While much higher in elevation, Squaw is farther from the plains that Denver sits on than Lookout Mountain.
The majority of Denver, Colorado's NTSC transmitters are on Lookout Mountain just west of the city. The stations would like their DTV facilities there also. The local mountain community has been vocal enough about their reservation to new RF facilities in the area to make Jefferson county officials hesitant to issue the proper permits for the DTV CPs to be acted upon.
The FCC has also responded by revoking most of the CPs. Even though a number of stations have banded together to promote a consolidation of facilities onto a single tower, the opposition has not abated. The thought of locating to another mountaintop has increased. One possible site is Squaw Mountain, where one of Denver’s two PBS stations, KBDI (NTSC 12/DTV 38), is located. While Squaw Mountain is almost 4000 feet higher, it is also 13 miles further away from Denver than the front-range Lookout site. This presents greater likelihood of coverage shadows, especially for communities nuzzled against the mountains.
While not prevalent east of the Mississippi, many western states, with mountain topologies, use hundreds of translators to fill in the many coverage shadows created by ridgelines.
A little north of Denver, Fort Collins, has similar topology to Denver, in that the front range of the Rockies rises sharply from the prairies.
Colorado is one of 10 states that have more than 300 translators in use. A significant portion of the state receives Denver television via translators. The FCC, and the industry in general, has not yet come to grips as to what will replace these translators when NTSC goes dark.
A number of proposals have been suggested to solve DTV coverage holes, and in October one was put to the test in part because of the uncertainty surrounding Denver DTV’s build out. Current NTSC coverage of the Denver area from Lookout has been spotty in areas, namely the northwest suburb of Boulder, which lies in a coverage shadow created by Lookout Mountain. A test of an on-channel booster to fill the Boulder shadow was conducted by off-air reception of the KBDI-DT signal radiating from Squaw and then retransmitting it using a Larcan DTT 500 watt transmitter from a site overlooking Boulder.
Even though the Denver test was a simple on-channel booster, the results from the 184 sites tested were considered “encouraging,” even with the timing differences between the main and booster transmitters which appear as multipath to a receiver.
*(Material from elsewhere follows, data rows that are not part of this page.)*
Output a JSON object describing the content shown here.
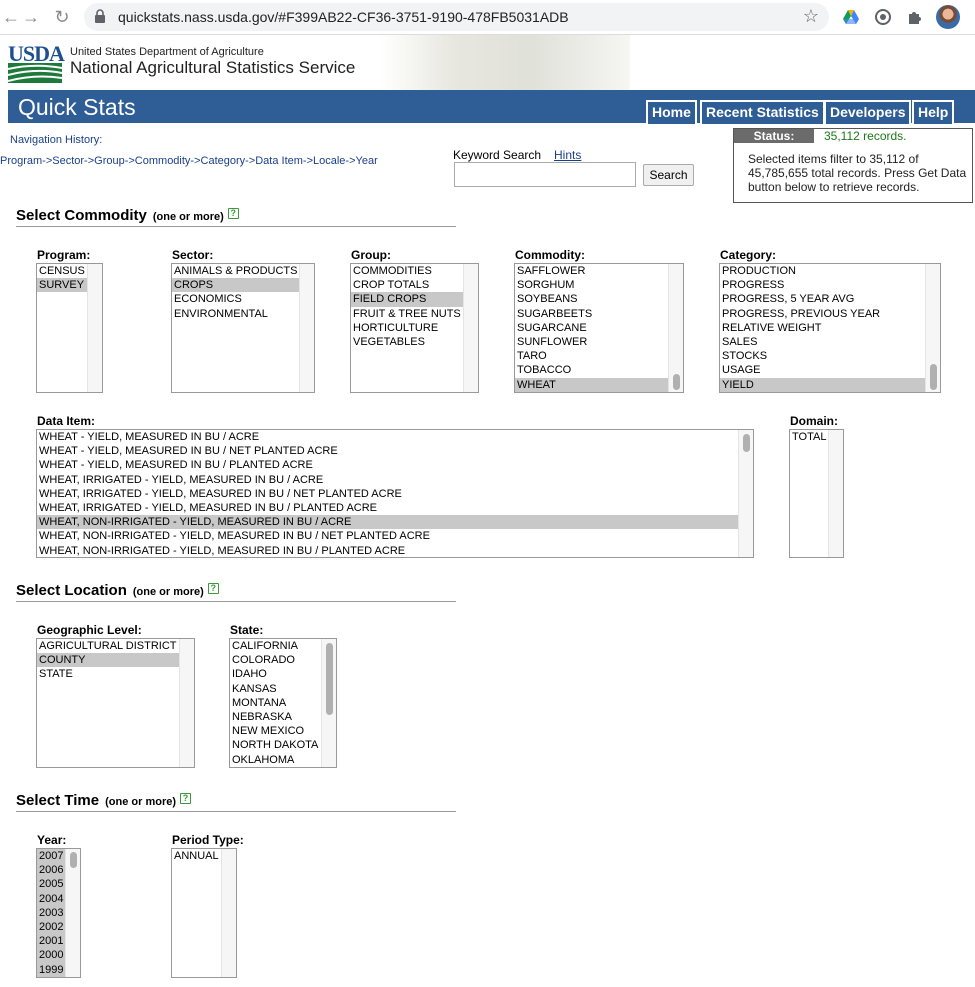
{
  "browser": {
    "url": "quickstats.nass.usda.gov/#F399AB22-CF36-3751-9190-478FB5031ADB",
    "back_icon": "←",
    "forward_icon": "→",
    "reload_icon": "↻",
    "star_icon": "☆"
  },
  "banner": {
    "logo_text": "USDA",
    "department": "United States Department of Agriculture",
    "service": "National Agricultural Statistics Service"
  },
  "app": {
    "title": "Quick Stats",
    "nav": [
      "Home",
      "Recent Statistics",
      "Developers",
      "Help"
    ]
  },
  "navigation": {
    "history_label": "Navigation History:",
    "breadcrumb": "Program->Sector->Group->Commodity->Category->Data Item->Locale->Year"
  },
  "search": {
    "label": "Keyword Search",
    "hints": "Hints",
    "value": "",
    "button": "Search"
  },
  "status": {
    "label": "Status:",
    "records": "35,112 records.",
    "message": "Selected items filter to 35,112 of 45,785,655 total records. Press Get Data button below to retrieve records."
  },
  "sections": {
    "commodity": {
      "title": "Select Commodity",
      "sub": "(one or more)",
      "help": "?"
    },
    "location": {
      "title": "Select Location",
      "sub": "(one or more)",
      "help": "?"
    },
    "time": {
      "title": "Select Time",
      "sub": "(one or more)",
      "help": "?"
    }
  },
  "lists": {
    "program": {
      "label": "Program:",
      "options": [
        "CENSUS",
        "SURVEY"
      ],
      "selected": [
        1
      ]
    },
    "sector": {
      "label": "Sector:",
      "options": [
        "ANIMALS & PRODUCTS",
        "CROPS",
        "ECONOMICS",
        "ENVIRONMENTAL"
      ],
      "selected": [
        1
      ]
    },
    "group": {
      "label": "Group:",
      "options": [
        "COMMODITIES",
        "CROP TOTALS",
        "FIELD CROPS",
        "FRUIT & TREE NUTS",
        "HORTICULTURE",
        "VEGETABLES"
      ],
      "selected": [
        2
      ]
    },
    "commodity": {
      "label": "Commodity:",
      "options": [
        "SAFFLOWER",
        "SORGHUM",
        "SOYBEANS",
        "SUGARBEETS",
        "SUGARCANE",
        "SUNFLOWER",
        "TARO",
        "TOBACCO",
        "WHEAT"
      ],
      "selected": [
        8
      ]
    },
    "category": {
      "label": "Category:",
      "options": [
        "PRODUCTION",
        "PROGRESS",
        "PROGRESS, 5 YEAR AVG",
        "PROGRESS, PREVIOUS YEAR",
        "RELATIVE WEIGHT",
        "SALES",
        "STOCKS",
        "USAGE",
        "YIELD"
      ],
      "selected": [
        8
      ]
    },
    "data_item": {
      "label": "Data Item:",
      "options": [
        "WHEAT - YIELD, MEASURED IN BU / ACRE",
        "WHEAT - YIELD, MEASURED IN BU / NET PLANTED ACRE",
        "WHEAT - YIELD, MEASURED IN BU / PLANTED ACRE",
        "WHEAT, IRRIGATED - YIELD, MEASURED IN BU / ACRE",
        "WHEAT, IRRIGATED - YIELD, MEASURED IN BU / NET PLANTED ACRE",
        "WHEAT, IRRIGATED - YIELD, MEASURED IN BU / PLANTED ACRE",
        "WHEAT, NON-IRRIGATED - YIELD, MEASURED IN BU / ACRE",
        "WHEAT, NON-IRRIGATED - YIELD, MEASURED IN BU / NET PLANTED ACRE",
        "WHEAT, NON-IRRIGATED - YIELD, MEASURED IN BU / PLANTED ACRE"
      ],
      "selected": [
        6
      ]
    },
    "domain": {
      "label": "Domain:",
      "options": [
        "TOTAL"
      ],
      "selected": []
    },
    "geo_level": {
      "label": "Geographic Level:",
      "options": [
        "AGRICULTURAL DISTRICT",
        "COUNTY",
        "STATE"
      ],
      "selected": [
        1
      ]
    },
    "state": {
      "label": "State:",
      "options": [
        "CALIFORNIA",
        "COLORADO",
        "IDAHO",
        "KANSAS",
        "MONTANA",
        "NEBRASKA",
        "NEW MEXICO",
        "NORTH DAKOTA",
        "OKLAHOMA"
      ],
      "selected": []
    },
    "year": {
      "label": "Year:",
      "options": [
        "2007",
        "2006",
        "2005",
        "2004",
        "2003",
        "2002",
        "2001",
        "2000",
        "1999"
      ],
      "selected": [
        0,
        1,
        2,
        3,
        4,
        5,
        6,
        7,
        8
      ]
    },
    "period_type": {
      "label": "Period Type:",
      "options": [
        "ANNUAL"
      ],
      "selected": []
    }
  }
}
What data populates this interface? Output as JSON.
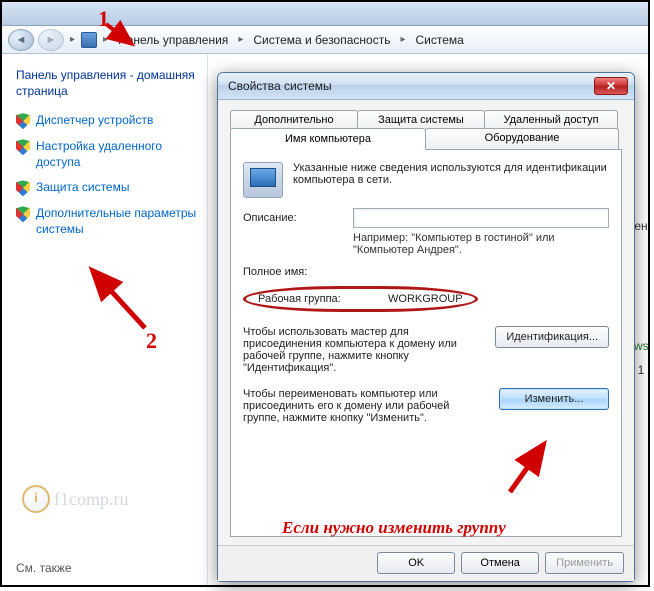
{
  "breadcrumb": {
    "items": [
      "Панель управления",
      "Система и безопасность",
      "Система"
    ]
  },
  "sidebar": {
    "title": "Панель управления - домашняя страница",
    "links": [
      "Диспетчер устройств",
      "Настройка удаленного доступа",
      "Защита системы",
      "Дополнительные параметры системы"
    ],
    "footer": "См. также",
    "watermark": "f1comp.ru"
  },
  "dialog": {
    "title": "Свойства системы",
    "close": "✕",
    "tabs": {
      "dop": "Дополнительно",
      "zas": "Защита системы",
      "uda": "Удаленный доступ",
      "imy": "Имя компьютера",
      "obo": "Оборудование"
    },
    "intro": "Указанные ниже сведения используются для идентификации компьютера в сети.",
    "desc_label": "Описание:",
    "desc_hint": "Например: \"Компьютер в гостиной\" или \"Компьютер Андрея\".",
    "fullname_label": "Полное имя:",
    "workgroup_label": "Рабочая группа:",
    "workgroup_value": "WORKGROUP",
    "ident_text": "Чтобы использовать мастер для присоединения компьютера к домену или рабочей группе, нажмите кнопку \"Идентификация\".",
    "ident_btn": "Идентификация...",
    "change_text": "Чтобы переименовать компьютер или присоединить его к домену или рабочей группе, нажмите кнопку \"Изменить\".",
    "change_btn": "Изменить...",
    "ok": "OK",
    "cancel": "Отмена",
    "apply": "Применить"
  },
  "annotations": {
    "n1": "1",
    "n2": "2",
    "caption": "Если нужно изменить группу"
  },
  "truncated": {
    "a": "ен",
    "b": "ws",
    "c": "1"
  }
}
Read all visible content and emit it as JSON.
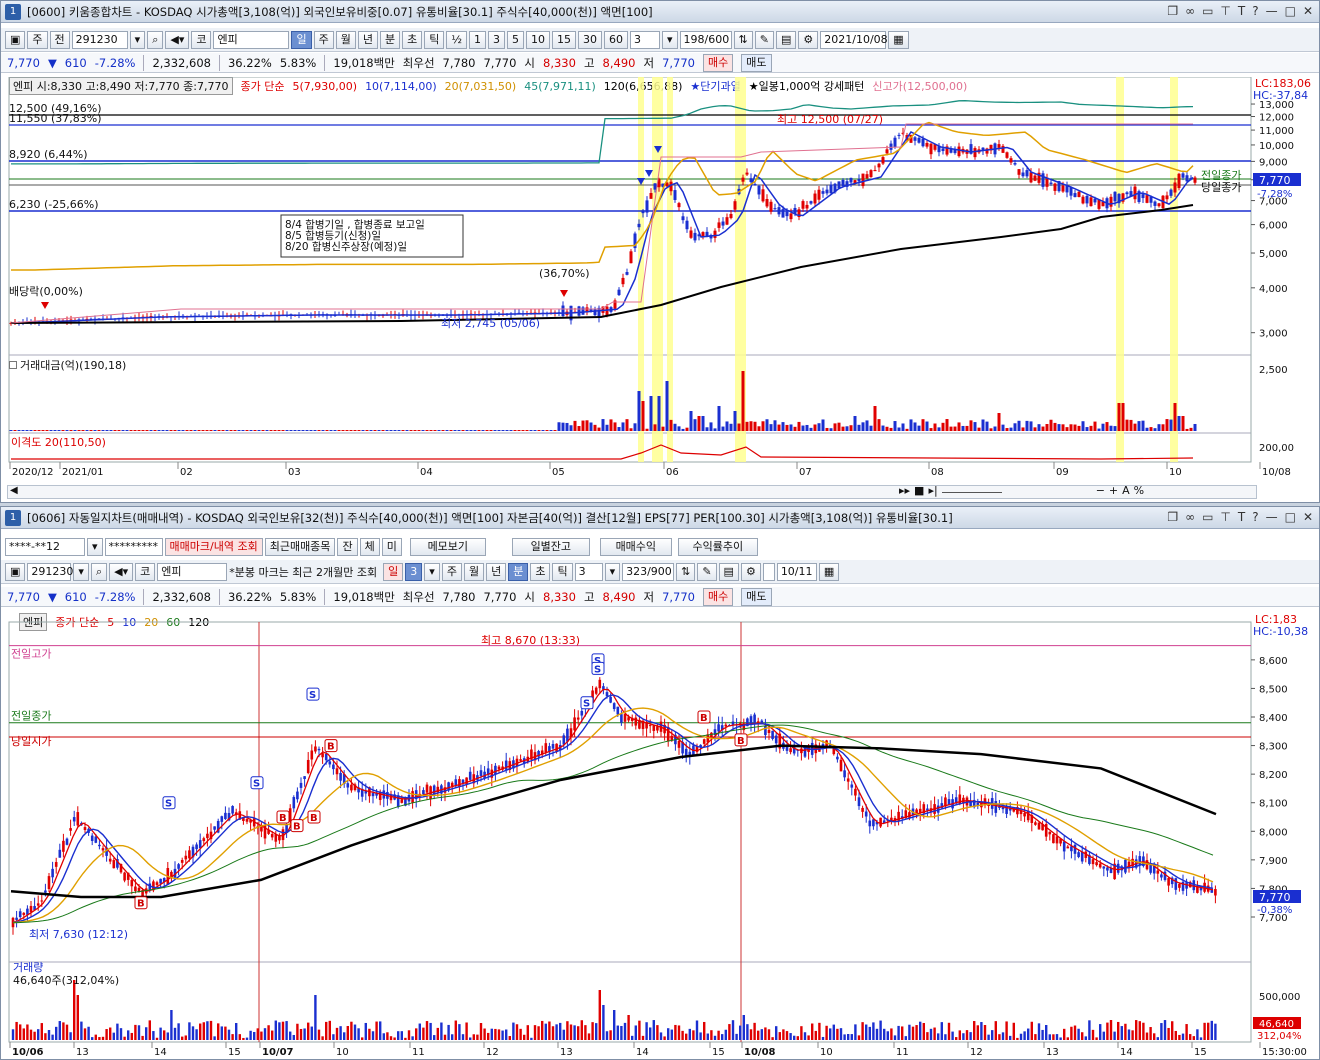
{
  "win1": {
    "num": "1",
    "title": "[0600] 키움종합차트 - KOSDAQ 시가총액[3,108(억)] 외국인보유비중[0.07] 유통비율[30.1] 주식수[40,000(천)] 액면[100]",
    "toolbar": {
      "period_label": "주",
      "prev_label": "전",
      "code": "291230",
      "market": "코",
      "name": "엔피",
      "periods": [
        "일",
        "주",
        "월",
        "년",
        "분",
        "초",
        "틱"
      ],
      "selected_period": "일",
      "half": "½",
      "intervals": [
        "1",
        "3",
        "5",
        "10",
        "15",
        "30",
        "60"
      ],
      "interval_value": "3",
      "count": "198/600",
      "date": "2021/10/08"
    },
    "quote": {
      "price": "7,770",
      "change": "610",
      "rate": "-7.28%",
      "volume": "2,332,608",
      "vol_rate": "36.22%",
      "turnover": "5.83%",
      "amount": "19,018백만",
      "best_label": "최우선",
      "best_ask": "7,780",
      "best_bid": "7,770",
      "open_label": "시",
      "open": "8,330",
      "high_label": "고",
      "high": "8,490",
      "low_label": "저",
      "low": "7,770",
      "buy": "매수",
      "sell": "매도"
    },
    "legend": {
      "ohlc": "엔피 시:8,330 고:8,490 저:7,770 종:7,770",
      "ma_title": "종가 단순",
      "ma5": "5(7,930,00)",
      "ma10": "10(7,114,00)",
      "ma20": "20(7,031,50)",
      "ma45": "45(7,971,11)",
      "ma120": "120(6,656,88)",
      "signal1": "★단기과열",
      "signal2": "★일봉1,000억 강세패턴",
      "signal3": "신고가(12,500,00)"
    },
    "lc": "LC:183,06",
    "hc": "HC:-37,84",
    "levels": [
      {
        "label": "12,500 (49,16%)",
        "value": 12500
      },
      {
        "label": "11,550 (37,83%)",
        "value": 11550
      },
      {
        "label": "8,920 (6,44%)",
        "value": 8920
      },
      {
        "label": "6,230 (-25,66%)",
        "value": 6230
      }
    ],
    "annotations": {
      "high": "최고 12,500 (07/27)",
      "low": "최저 2,745 (05/06)",
      "dividend": "배당락(0,00%)",
      "jump": "(36,70%)",
      "prev_close": "전일종가",
      "today_close": "당일종가",
      "price_tag": "7,770",
      "rate_tag": "-7,28%"
    },
    "notice": [
      "8/4 합병기일 , 합병종료 보고일",
      "8/5 합병등기(신청)일",
      "8/20 합병신주상장(예정)일"
    ],
    "y_ticks": [
      "13,000",
      "12,000",
      "11,000",
      "10,000",
      "9,000",
      "8,000",
      "7,000",
      "6,000",
      "5,000",
      "4,000",
      "3,000"
    ],
    "volume_label": "거래대금(억)(190,18)",
    "volume_tick": "2,500",
    "disparity_label": "이격도 20(110,50)",
    "disparity_tick": "200,00",
    "x_labels": [
      "2020/12",
      "2021/01",
      "02",
      "03",
      "04",
      "05",
      "06",
      "07",
      "08",
      "09",
      "10",
      "10/08"
    ]
  },
  "win2": {
    "num": "1",
    "title": "[0606] 자동일지차트(매매내역) - KOSDAQ 외국인보유[32(천)] 주식수[40,000(천)] 액면[100] 자본금[40(억)] 결산[12월] EPS[77] PER[100.30] 시가총액[3,108(억)] 유통비율[30.1]",
    "toolbar1": {
      "account": "****-**12",
      "password": "*********",
      "mark_btn": "매매마크/내역 조회",
      "recent_btn": "최근매매종목",
      "jan": "잔",
      "che": "체",
      "mi": "미",
      "memo": "메모보기",
      "daily": "일별잔고",
      "profit": "매매수익",
      "return": "수익률추이"
    },
    "toolbar2": {
      "code": "291230",
      "market": "코",
      "name": "엔피",
      "note": "*분봉 마크는 최근 2개월만 조회",
      "periods": [
        "일",
        "3",
        "주",
        "월",
        "년",
        "분",
        "초",
        "틱"
      ],
      "interval_value": "3",
      "count": "323/900",
      "date": "10/11"
    },
    "quote": {
      "price": "7,770",
      "change": "610",
      "rate": "-7.28%",
      "volume": "2,332,608",
      "vol_rate": "36.22%",
      "turnover": "5.83%",
      "amount": "19,018백만",
      "best_label": "최우선",
      "best_ask": "7,780",
      "best_bid": "7,770",
      "open_label": "시",
      "open": "8,330",
      "high_label": "고",
      "high": "8,490",
      "low_label": "저",
      "low": "7,770",
      "buy": "매수",
      "sell": "매도"
    },
    "legend": {
      "name": "엔피",
      "ma_title": "종가 단순",
      "ma5": "5",
      "ma10": "10",
      "ma20": "20",
      "ma60": "60",
      "ma120": "120"
    },
    "lc": "LC:1,83",
    "hc": "HC:-10,38",
    "annotations": {
      "high": "최고 8,670 (13:33)",
      "low": "최저 7,630 (12:12)",
      "prev_high": "전일고가",
      "prev_close": "전일종가",
      "today_open": "당일시가",
      "price_tag": "7,770",
      "rate_tag": "-0,38%"
    },
    "y_ticks": [
      "8,600",
      "8,500",
      "8,400",
      "8,300",
      "8,200",
      "8,100",
      "8,000",
      "7,900",
      "7,800",
      "7,700"
    ],
    "volume_label": "거래량",
    "volume_sub": "46,640주(312,04%)",
    "volume_tick": "500,000",
    "volume_tag": "46,640",
    "volume_tag2": "312,04%",
    "x_labels": [
      "10/06",
      "13",
      "14",
      "15",
      "10/07",
      "10",
      "11",
      "12",
      "13",
      "14",
      "15",
      "10/08",
      "10",
      "11",
      "12",
      "13",
      "14",
      "15",
      "15:30:00"
    ]
  },
  "colors": {
    "up": "#e00000",
    "down": "#1a2fd0",
    "ma5": "#e00000",
    "ma10": "#1a2fd0",
    "ma20": "#e0a000",
    "ma45": "#1a9080",
    "ma60": "#1a7a1a",
    "ma120": "#000000"
  }
}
A more elaborate approach, known as a Single Frequency Network (SFN)has been proposed. Each active transmitter in a SFN system would present another multi-path looking source to a receiver increasing tap energy at the receiver.
Squaw Mountain RF site
The SFN system requires the main and all booster transmitters to be fed the same ATSC MPEG data, and that each perform it’s own error correction encoding, pilot insertion and modulation. This eliminates many of the propagation offsets between the main rig and booster units.
New receiver technology offered by Linx Electronics might help make the SFN technology commonplace. Advances in processing technology allows Linx to offer “Casper” technology (Casper because the technology is considered “ghost-friendly"), which can take tap energy with a wide time difference from the DTV pilot and shift it into time with the pilot. Thus, more of the energy arriving from multiple paths and sources, even if displaced in time, are used to recover the signal.
Other tests are underway to help determine the widespread feasibility of this technology.